YouNoodle, an online community and website for entrepreneurs, just unveiled a feature that’s certain to attract (and anger?) plenty of curious users — a “startup predictor” that scores early-stage companies’ promise and feasibility, and even estimates what their value will be in three years.

The San Francisco startup already drew a fair amount of skepticism when it announced its intentions back in February. But VentureBeat Editor Matt Marshall thought the basic idea isn’t totally crazy, and after talking to chief executive Bob Goodson, I agree.

Here’s how the predictor works: You fill out a lengthy questionaire about a startup, which gathers information about four factors — the founding team, financial information, advisors and the concept. It crunches the data, then gives you a score based on a 1,000-point scale and a valuation. The goal is to provide investors with a quantitative, “scientific” guide to whether a startup will be a good investment.

Is there really a scientific way to measure something like team dynamics and potential? There is, Goodson says — the startup predictor draws heavily on social network theory, and it even has a Stanford Ph.D. student named Rebecca Hwang on its team who does research on that very subject.

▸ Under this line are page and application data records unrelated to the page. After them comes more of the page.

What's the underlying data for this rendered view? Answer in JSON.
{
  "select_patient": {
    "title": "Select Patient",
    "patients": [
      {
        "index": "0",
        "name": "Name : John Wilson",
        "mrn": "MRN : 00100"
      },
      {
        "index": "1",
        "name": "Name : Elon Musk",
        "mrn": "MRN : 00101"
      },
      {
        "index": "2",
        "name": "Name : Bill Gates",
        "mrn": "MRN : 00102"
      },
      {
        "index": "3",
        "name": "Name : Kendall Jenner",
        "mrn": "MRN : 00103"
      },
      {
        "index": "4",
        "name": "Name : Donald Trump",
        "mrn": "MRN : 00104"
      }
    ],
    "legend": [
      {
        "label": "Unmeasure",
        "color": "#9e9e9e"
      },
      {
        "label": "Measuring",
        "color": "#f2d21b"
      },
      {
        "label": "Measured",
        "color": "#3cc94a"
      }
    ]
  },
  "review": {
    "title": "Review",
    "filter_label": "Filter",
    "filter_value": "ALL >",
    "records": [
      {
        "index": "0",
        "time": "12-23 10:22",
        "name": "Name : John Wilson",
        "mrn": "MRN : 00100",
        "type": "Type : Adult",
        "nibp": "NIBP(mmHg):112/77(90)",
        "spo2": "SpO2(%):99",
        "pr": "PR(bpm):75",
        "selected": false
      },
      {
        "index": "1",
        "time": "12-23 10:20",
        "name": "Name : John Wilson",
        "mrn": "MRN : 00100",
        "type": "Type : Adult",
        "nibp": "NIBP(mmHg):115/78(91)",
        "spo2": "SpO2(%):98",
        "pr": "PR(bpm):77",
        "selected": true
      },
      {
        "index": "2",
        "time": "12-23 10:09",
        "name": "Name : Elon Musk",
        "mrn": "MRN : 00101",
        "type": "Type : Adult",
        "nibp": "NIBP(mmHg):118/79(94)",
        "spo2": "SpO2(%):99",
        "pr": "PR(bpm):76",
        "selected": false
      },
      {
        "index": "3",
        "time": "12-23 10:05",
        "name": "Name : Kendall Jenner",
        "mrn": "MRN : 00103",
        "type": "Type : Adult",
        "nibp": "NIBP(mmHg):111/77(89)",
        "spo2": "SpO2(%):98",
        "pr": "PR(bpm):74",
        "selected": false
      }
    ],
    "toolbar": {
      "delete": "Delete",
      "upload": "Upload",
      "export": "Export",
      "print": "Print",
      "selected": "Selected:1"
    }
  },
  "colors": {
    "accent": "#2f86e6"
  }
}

Naturally, I had to get a valuation for VentureBeat. After plowing through page after page of questions, what really struck me is the emphasis that seems to be placed on the founding team, while questions about concept and finances are relatively sparse. For example, I didn’t have to enter any information at all about VentureBeat’s revenue or traffic, which is a bit odd. The reasoning is that YouNoodle (for now, at least) just provides a “snapshot” of a startup right when it’s getting out the gate, Goodson says. To use a metaphor from the press release, YouNoodle looks at a startup’s DNA, not its growth and development.

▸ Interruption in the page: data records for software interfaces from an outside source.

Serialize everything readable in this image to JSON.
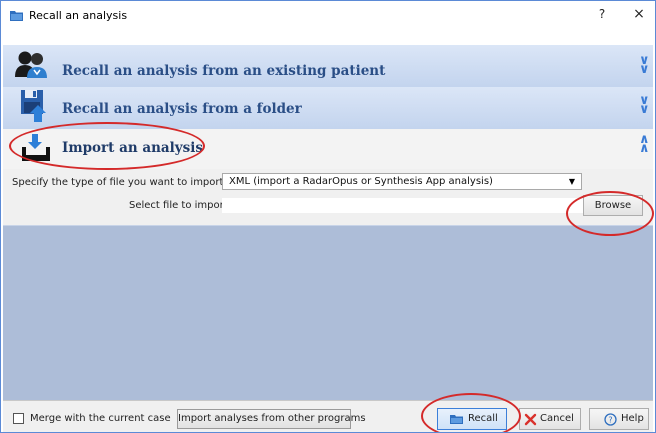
{
  "window": {
    "title": "Recall an analysis",
    "help_glyph": "?",
    "close_glyph": "×"
  },
  "panels": [
    {
      "title": "Recall an analysis from an existing patient",
      "icon": "patients-icon",
      "state": "collapsed"
    },
    {
      "title": "Recall an analysis from a folder",
      "icon": "save-to-folder-icon",
      "state": "collapsed"
    },
    {
      "title": "Import an analysis",
      "icon": "import-tray-icon",
      "state": "expanded"
    }
  ],
  "import": {
    "type_label": "Specify the type of file you want to import:",
    "type_value": "XML (import a RadarOpus or Synthesis App analysis)",
    "file_label": "Select file to import:",
    "file_value": "",
    "browse_label": "Browse"
  },
  "footer": {
    "merge_label": "Merge with the current case",
    "merge_checked": false,
    "import_other_label": "Import analyses from other programs",
    "recall_label": "Recall",
    "cancel_label": "Cancel",
    "help_label": "Help"
  },
  "colors": {
    "panel_title": "#2a4e86",
    "accent_blue": "#3a7bd5",
    "empty_area": "#adbdd8",
    "annotation_red": "#d42a2a",
    "cancel_x": "#d9312b"
  }
}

That’s also why the predictor wouldn’t provide a score for VentureBeat as its exists today, only as it was in January 2008 (before I joined). Now we’re too advanced, apparently.

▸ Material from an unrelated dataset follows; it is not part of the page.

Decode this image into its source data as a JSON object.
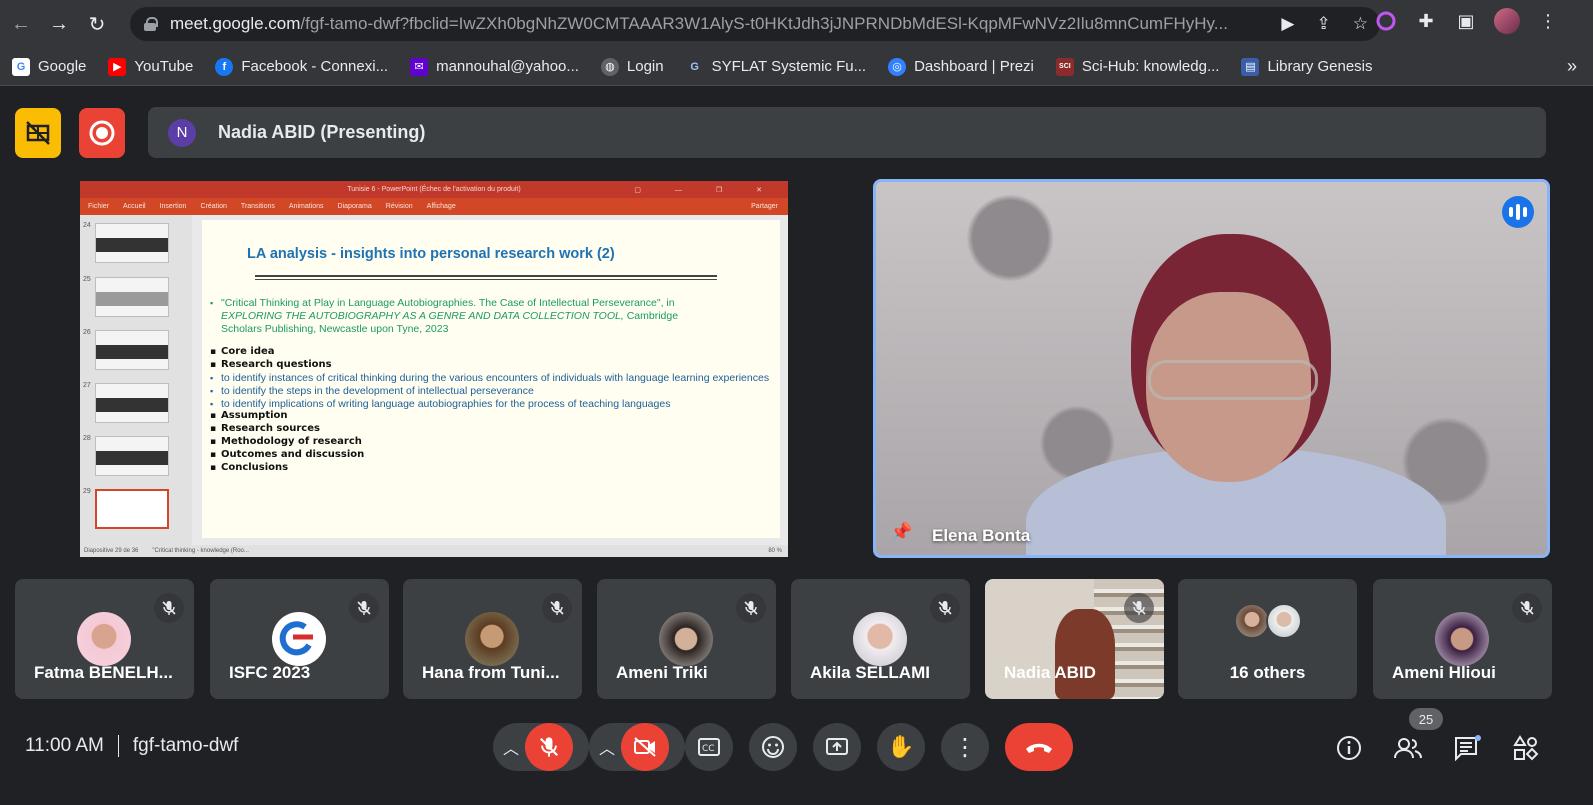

After answering each question as best I could (I had to fudge a bit, since I don’t know all the biographical details of everyone on the team, nor have I taken a close look at VentureBeat’s finances), YouNoodle told me that that we’ll be valued at $33.7 million at the beginning of 2011. In comparison, YouNoodle apparently valued TechCrunch at $87.4 million, and predicted its own 2010 value at $96 million.

To get a better sense of YouNoodle’s accuracy, TechCrunch asked the company to calculate a few more valuations of high-profile companies based on available information about their early stages. Goodson sent the analysis along to me. In cases where real-world numbers are available for comparison, YouNoodle was usually a bit off. For example, it predicted a $124 million valuation for social application startup Slide, and a $71 million valuation for competitor RockYou. As of their most recent fundings, the companies were actually valued $550 million and $250 million, respectively. That’s pretty far off, but Goodson notes that YouNoodle did predict that Slide’s founding team was stronger.

On the other hand, YouNoodle came quite close for semantic search startup Powerset — it gave a valuation of $104 million, and indeed, Microsoft acquired Powerset for a little more than $100 million.

So is there anything to YouNoodle’s claims? It’s hard to say. I do think that the valuations, while a nice attention-getter, are actually the least useful part of what the startup predictor offers, because they’re not based on a full picture, and it’s already clear that they can miss the mark by a lot. But the YouNoodle rating (VentureBeat’s was 304 out of 1,000) could be a good way to compare different companies — so if Startup X gets a rating of 300 and Startup Y gets a rating of 400, people might eventually feel confident saying that Startup Y has a stronger founding team, and that could be one of the factors to consider when making a deal.

YouNoodle has received angel investments from Slide’s Max Levchin, Peter Thiel, Thiel’s investment firm The Founders Fund and five others.